How much water vapor is actually below the tropopause??
By the way, there is no confirmation of actual water only hydroxyl.

May 6, 2010 5:41 pm

If there was a lot of heat coming out of the interior of Venus, it would be detectable as a radiative imbalance at the exterior of the atmosphere. Has anyone heard of this? I haven’t.

CodeTech
May 6, 2010 5:41 pm

I had to explain this to a few people while working with turbos, so let me try to throw some plain English explanations into the mix.
When you compress ambient air with a turbocharger, it gets hot. Really hot. Most people simply use the logic that the turbo is hot (driven by exhaust gas), therefore it heats the air. This isn’t even remotely close, since the air isn’t in contact with the blades nearly long enough to heat it much. What is happening is that all of the energy that was already in the air is now packed into a smaller space, thus there is more energy in the same space, thus it is warmer.
And by warmer, I mean really warmer, hundreds of degrees. This is why turbo cars use an intercooler, a mini radiator that lets the compressed air radiate much of that heat before it gets into the engine.
The post above about compressing air into a bottle heating it but then later it’s cool?

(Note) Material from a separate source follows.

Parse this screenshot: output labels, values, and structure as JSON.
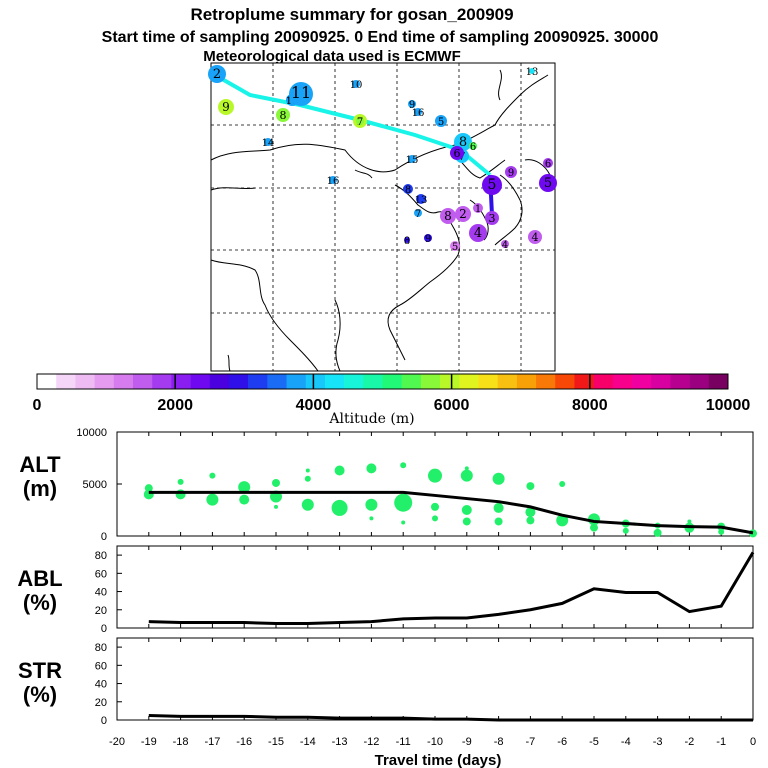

The simple reason is that the energy has radiated away. If you compress air into a thermally isolated chamber it will remain warmer (don’t try a Thermos, they can’t take much pressure… voice of experience).
As we all know, the atmosphere of Earth holds only a tiny fraction of the energy that the oceans do. The exact same is true of the Venusian atmosphere: it is under a higher pressure and therefore CAN hold more energy. So it does. And it gets that energy from the local star. Who knows how long it has taken to reach its current equilibrium? Are there Venusian Climatologists right now worried about 10K temperature variations over the last century?
Ironically, we use the stereotype of Mars being red, angry, male, and Venus being gentle, mellow, female. In actuality Mars is cold, barren, dull, and Venus is hot, roiling, active.

May 6, 2010 5:44 pm

Nick Stokes
You set up a straw man using a selectively edited quote. Very naughty of you.
What I wrote was :

9000 kPa atmospheric pressure would occur on earth at an altitude many miles below sea level.  No such place exists, but if it did – it would be extremely hot, like Venus.